Las despedidas
en la central camionera son patéticas. Ni que decir del olor de los pastes y
los tamales. Yo no quería venir, pero mi esposa Julieta insistió. A los
compadres, Rodrigo y Lisa, los queremos mucho, nos echaron la mano en tiempos
difíciles y ahora nos tocaba corresponder. Con tanta boruca en Sinaloa tuvieron
que venirse unos meses para acá, en lo que pasaba lo del secuestro. La
conversación eludía claramente el adiós. “Que día tan soleado” o “¿cuántas
horas son a Sinaloa?” se repetían con agobiante facilidad Me dí cuenta que Julieta esquivaba la
mirada de Rodrigo continuamente, como avergonzada. Ambas estaban realmente
entristecidas y Lisa empezó a llorar al acercarse el momento de la salida. Yo sentía
mucho su partida, pues en este tiempo mi relación con Rodrigo se había
profundizado grandemente. El dolor de la perdida de su hijo lo había
desmoronado por completo y encontró en mí
el apoyo de esa amistad antigua, que teníamos casi desde la
adolescencia.
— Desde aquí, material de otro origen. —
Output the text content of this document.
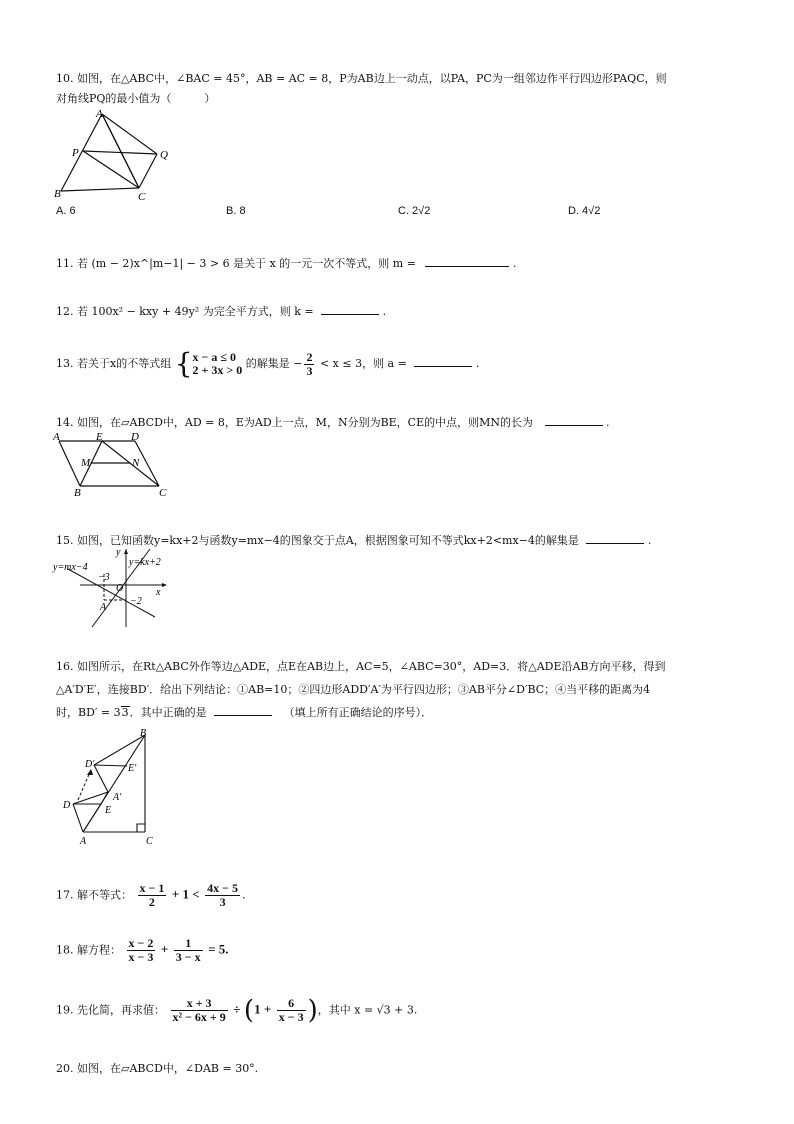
10. 如图，在△ABC中，∠BAC = 45°，AB = AC = 8，P为AB边上一动点，以PA，PC为一组邻边作平行四边形PAQC，则
对角线PQ的最小值为（　　　）
A
P	Q
B	C
A. 6	B. 8	C. 2√2	D. 4√2
11. 若 (m − 2)x^|m−1| − 3 > 6 是关于 x 的一元一次不等式，则 m =	.
12. 若 100x² − kxy + 49y² 为完全平方式，则 k =	.
13. 若关于x的不等式组 { x − a ≤ 0
2 + 3x > 0 的解集是 − $\frac{2}{3} < x \le 3$，则 a =	.
14. 如图，在▱ABCD中，AD = 8，E为AD上一点，M，N分别为BE，CE的中点，则MN的长为	.
A	E	D
M	N
B	C
15. 如图，已知函数y=kx+2与函数y=mx−4的图象交于点A，根据图象可知不等式kx+2<mx−4的解集是	.
y
y=mx−4	y=kx+2
−3
O	x
−2
A
16. 如图所示，在Rt△ABC外作等边△ADE，点E在AB边上，AC=5，∠ABC=30°，AD=3．将△ADE沿AB方向平移，得到
△A′D′E′，连接BD′．给出下列结论：①AB=10；②四边形ADD′A′为平行四边形；③AB平分∠D′BC；④当平移的距离为4
时，BD′ = 33．其中正确的是	（填上所有正确结论的序号）．
B
D′	E′
A′
D	E
A	C
17. 解不等式： $\frac{x - 1}{2} + 1 < \frac{4x - 5}{3}$ .
18. 解方程： $\frac{x - 2}{x - 3} + \frac{1}{3 - x} = 5$.
19. 先化简，再求值： $\frac{x + 3}{\text{x² − 6x + 9}} \div (1 + \frac{6}{x - 3}$ )，其中 x = √3 + 3.
20. 如图，在▱ABCD中，∠DAB = 30°.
Lo abracé muy
fuertemente y se me salieron las lágrimas en silencio; el sí lloró en voz alta.
Lisa me dio apenas un abrazo superficial y evadió mi beso. Julieta no se acercó
a Rodrigo, pero este terminó por alcanzarla y darle un abrazo que correspondió.
Ellas, al acercarse para la
despedida final, casi instantáneamente se separaron y empezaron a llorar como
entre convulsiones de dolor. Ambas dejaron de mirarse y se dieron la espalda
mutuamente. Rodrigo tomó a Lisa por el brazo y se fue, mientras se despedía con la mano, por el pasillo al autobús. Abracé
a Julieta, que poco a poco se iba tranquilizando. Yo sabía lo mucho que sufriría
esa separación. De la infidelidad vino el amor. Se amaban... las dos.